The world saw a steady decline in child marriage in the last decade, but multiple crises, including conflict, climate shocks, and the ongoing fallout from COVID-19, threaten to reverse hard-earned gains, according to a new analysis issued by UNICEF today.
“The world is engulfed by crises on top of crises that are crushing the hopes and dreams of vulnerable children, especially girls who should be students, not brides,” said UNICEF Executive Director Catherine Russell. “Health and economic crises, escalating armed conflicts, and the ravaging effects of climate change are forcing families to seek a false sense of refuge in child marriage. We need to do everything in our power to ensure that their rights to an education and empowered lives are secured.”

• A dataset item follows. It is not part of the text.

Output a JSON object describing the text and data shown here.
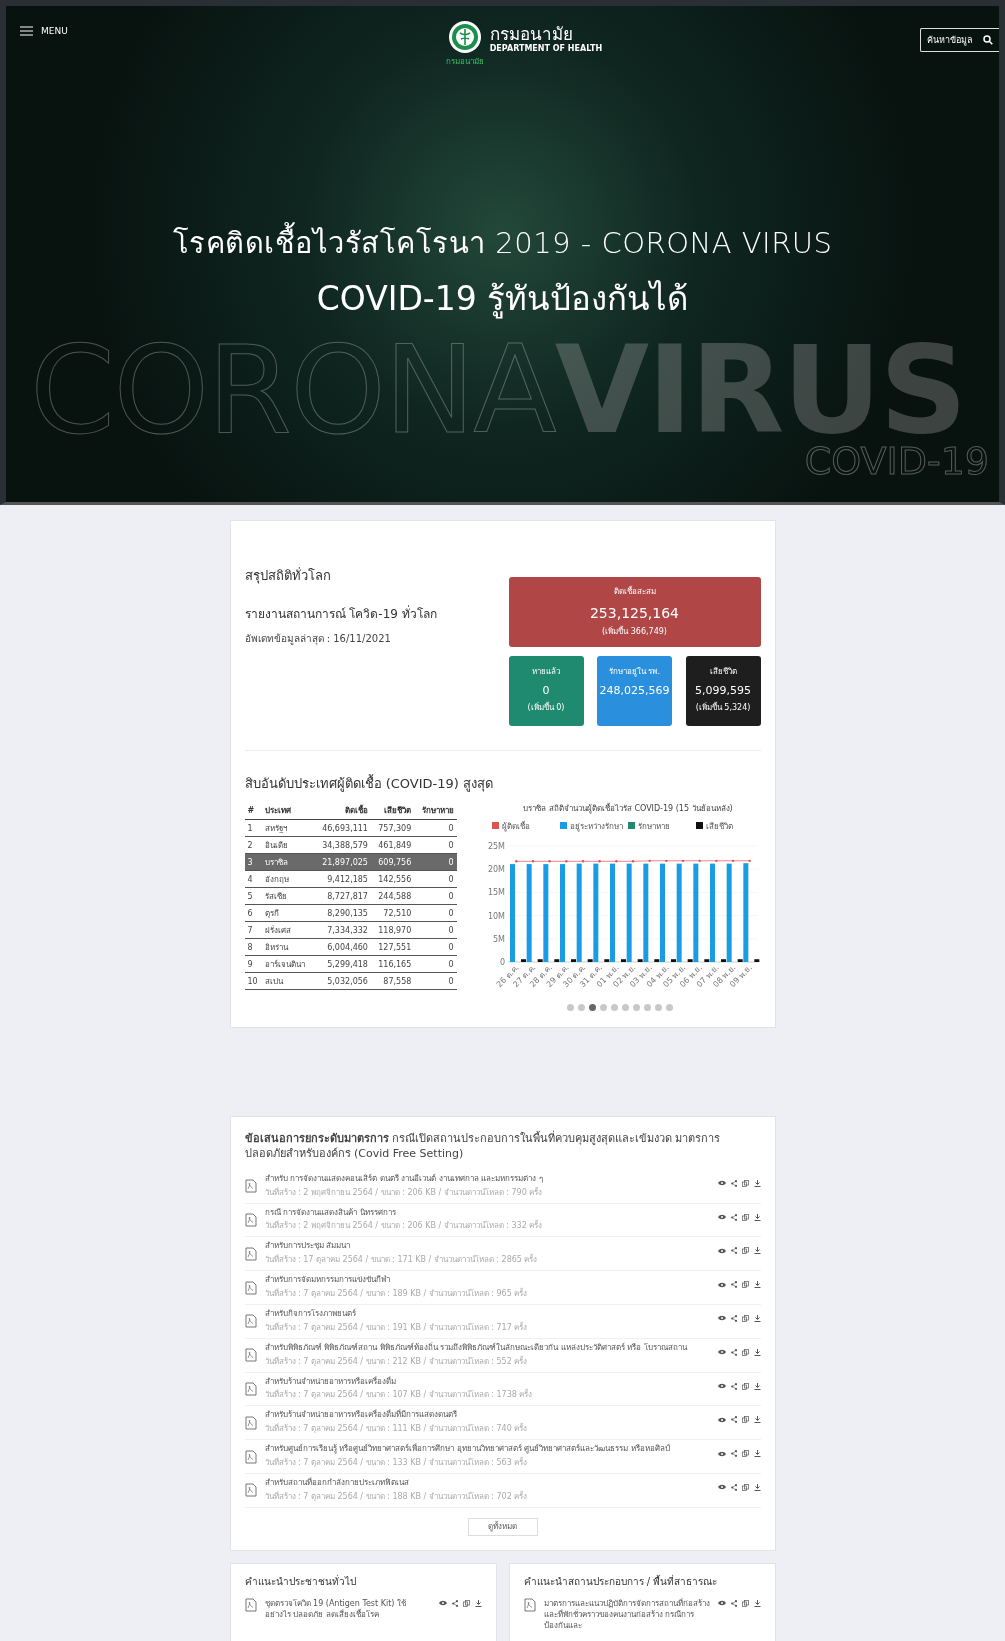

Worldwide, an estimated 640 million girls and women alive today were married in childhood, or 12 million girls per year
THE NUMBERS
The share of young women who married in childhood has declined from 21 percent to 19 percent since the last estimates were released five years ago. However, in spite of this progress, global reductions would have to be 20 times faster to meet the Sustainable Development Goal of ending child marriage by 2030.

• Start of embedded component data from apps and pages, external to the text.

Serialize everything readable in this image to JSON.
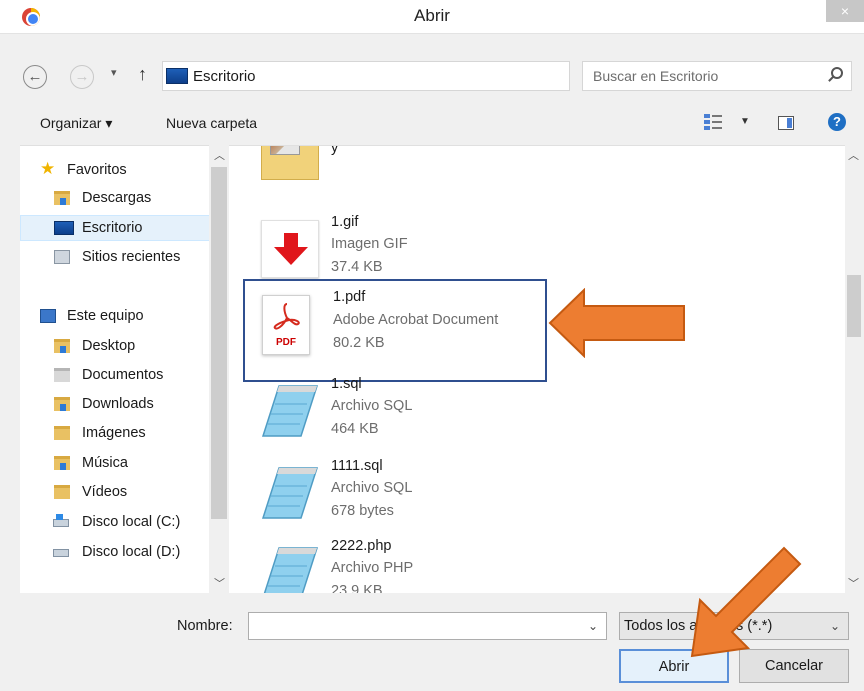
{
  "window": {
    "title": "Abrir",
    "close_glyph": "×"
  },
  "address": {
    "path": "Escritorio",
    "search_placeholder": "Buscar en Escritorio"
  },
  "toolbar": {
    "organize": "Organizar ▾",
    "new_folder": "Nueva carpeta",
    "help": "?"
  },
  "nav": {
    "items": [
      {
        "label": "Favoritos",
        "icon": "star-icon"
      },
      {
        "label": "Descargas",
        "icon": "downloads-folder-icon"
      },
      {
        "label": "Escritorio",
        "icon": "desktop-icon",
        "selected": true
      },
      {
        "label": "Sitios recientes",
        "icon": "recent-places-icon"
      },
      {
        "label": "Este equipo",
        "icon": "computer-icon"
      },
      {
        "label": "Desktop",
        "icon": "folder-icon"
      },
      {
        "label": "Documentos",
        "icon": "documents-folder-icon"
      },
      {
        "label": "Downloads",
        "icon": "downloads-folder-icon"
      },
      {
        "label": "Imágenes",
        "icon": "pictures-folder-icon"
      },
      {
        "label": "Música",
        "icon": "music-folder-icon"
      },
      {
        "label": "Vídeos",
        "icon": "videos-folder-icon"
      },
      {
        "label": "Disco local (C:)",
        "icon": "windows-drive-icon"
      },
      {
        "label": "Disco local (D:)",
        "icon": "drive-icon"
      }
    ]
  },
  "files": [
    {
      "name": "y",
      "type": "",
      "size": "",
      "icon": "folder-thumbnail-icon"
    },
    {
      "name": "1.gif",
      "type": "Imagen GIF",
      "size": "37.4 KB",
      "icon": "gif-down-arrow-icon"
    },
    {
      "name": "1.pdf",
      "type": "Adobe Acrobat Document",
      "size": "80.2 KB",
      "icon": "pdf-icon",
      "pdf_label": "PDF",
      "highlighted": true
    },
    {
      "name": "1.sql",
      "type": "Archivo SQL",
      "size": "464 KB",
      "icon": "notepad-icon"
    },
    {
      "name": "1111.sql",
      "type": "Archivo SQL",
      "size": "678 bytes",
      "icon": "notepad-icon"
    },
    {
      "name": "2222.php",
      "type": "Archivo PHP",
      "size": "23.9 KB",
      "icon": "notepad-icon"
    }
  ],
  "bottom": {
    "name_label": "Nombre:",
    "name_value": "",
    "file_type": "Todos los archivos (*.*)",
    "open_button": "Abrir",
    "cancel_button": "Cancelar"
  },
  "colors": {
    "annotation_arrow": "#ed7d31",
    "highlight_border": "#2f4f8f",
    "selected_nav": "#e5f1fb"
  }
}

Sub-Saharan Africa – which currently shoulders the second largest global share of child brides (20 percent), is over 200 years away from ending the practise at its current pace. Rapid population growth, alongside ongoing crises, looks set to increase the number of child brides, in contrast with the declines expected in the rest of the world, the analysis said.
Latin America and the Caribbean is also falling behind and on course to have the second-highest regional level of child marriage by 2030. After periods of steady progress, the Middle East and North Africa, Eastern Europe, and Central Asia have also stagnated.

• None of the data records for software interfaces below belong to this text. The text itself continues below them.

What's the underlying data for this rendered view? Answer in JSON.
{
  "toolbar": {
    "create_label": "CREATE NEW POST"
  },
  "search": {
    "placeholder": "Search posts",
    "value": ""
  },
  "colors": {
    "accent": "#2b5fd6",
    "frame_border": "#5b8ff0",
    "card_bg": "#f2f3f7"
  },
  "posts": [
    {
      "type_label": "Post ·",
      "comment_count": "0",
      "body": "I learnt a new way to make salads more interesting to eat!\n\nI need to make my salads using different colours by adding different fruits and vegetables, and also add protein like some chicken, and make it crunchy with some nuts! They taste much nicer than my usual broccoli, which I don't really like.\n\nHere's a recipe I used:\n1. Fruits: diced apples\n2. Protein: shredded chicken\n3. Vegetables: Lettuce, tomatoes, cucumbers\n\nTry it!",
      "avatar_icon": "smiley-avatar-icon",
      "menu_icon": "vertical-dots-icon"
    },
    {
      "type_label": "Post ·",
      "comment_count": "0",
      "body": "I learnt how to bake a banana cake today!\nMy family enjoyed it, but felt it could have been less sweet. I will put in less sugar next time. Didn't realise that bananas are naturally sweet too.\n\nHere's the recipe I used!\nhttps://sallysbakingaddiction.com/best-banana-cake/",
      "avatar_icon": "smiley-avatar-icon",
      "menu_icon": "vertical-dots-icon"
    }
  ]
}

Meanwhile, South Asia continues to drive global reductions and is on pace to eliminate child marriage in about 55 years, the report notes. However, the region remains home to nearly half (45 percent) of the world’s child brides.
India accounts for one-third of the global total
CONSEQUENCES
Girls who marry in childhood face immediate and lifelong consequences. They are less likely to remain in school, and face an increased risk of early pregnancy, in turn increasing the risk of child and maternal health complications and mortality. The practise can also isolate girls from family and friends, and exclude them from participating in their communities, taking a heavy toll on their mental health and well-being.
The global prevalence of child marriage has fallen from 23 percent to 19 percent in the last 10 years
THREAT MULTIPLIER
Worldwide, conflict, climate-related disasters, and the ongoing impacts of COVID-19—especially rising poverty, income shocks, and school dropout—are helping to increase the drivers of child marriage while also making it difficult for girls to access health care, education, social services, and community support that protect them from child marriage, UNICEF said.
As a result, girls living in fragile settings are twice as likely to become child brides as the average girl globally, the analysis notes. For every ten-fold increase in conflict-related deaths, there is a 7 percent increase in the number of child marriages. At the same time, extreme weather events driven by climate change increase a girl’s risk, with every 10 percent deviation in rainfall connected to around a 1 percent increase in the prevalence of child marriage.
Nearly half of child brides live in South Asia (45 percent), with the next largest share in sub-Saharan Africa (20 percent), followed by East Asia and the Pacific (15 percent) and Latin America and the Caribbean (9 per cent)
Precious gains to end child marriage in the past decade are also being threatened—or even reversed—by the ongoing impacts of COVID-19, the analysis warns. It is estimated that the pandemic has already cut the number of averted child marriages since 2020 by one-quarter.
“We’ve proven that progress to end child marriage is possible. It requires unwavering support for vulnerable girls and families,” added Russell. “We must focus on keeping girls in school and making sure they have economic opportunities.”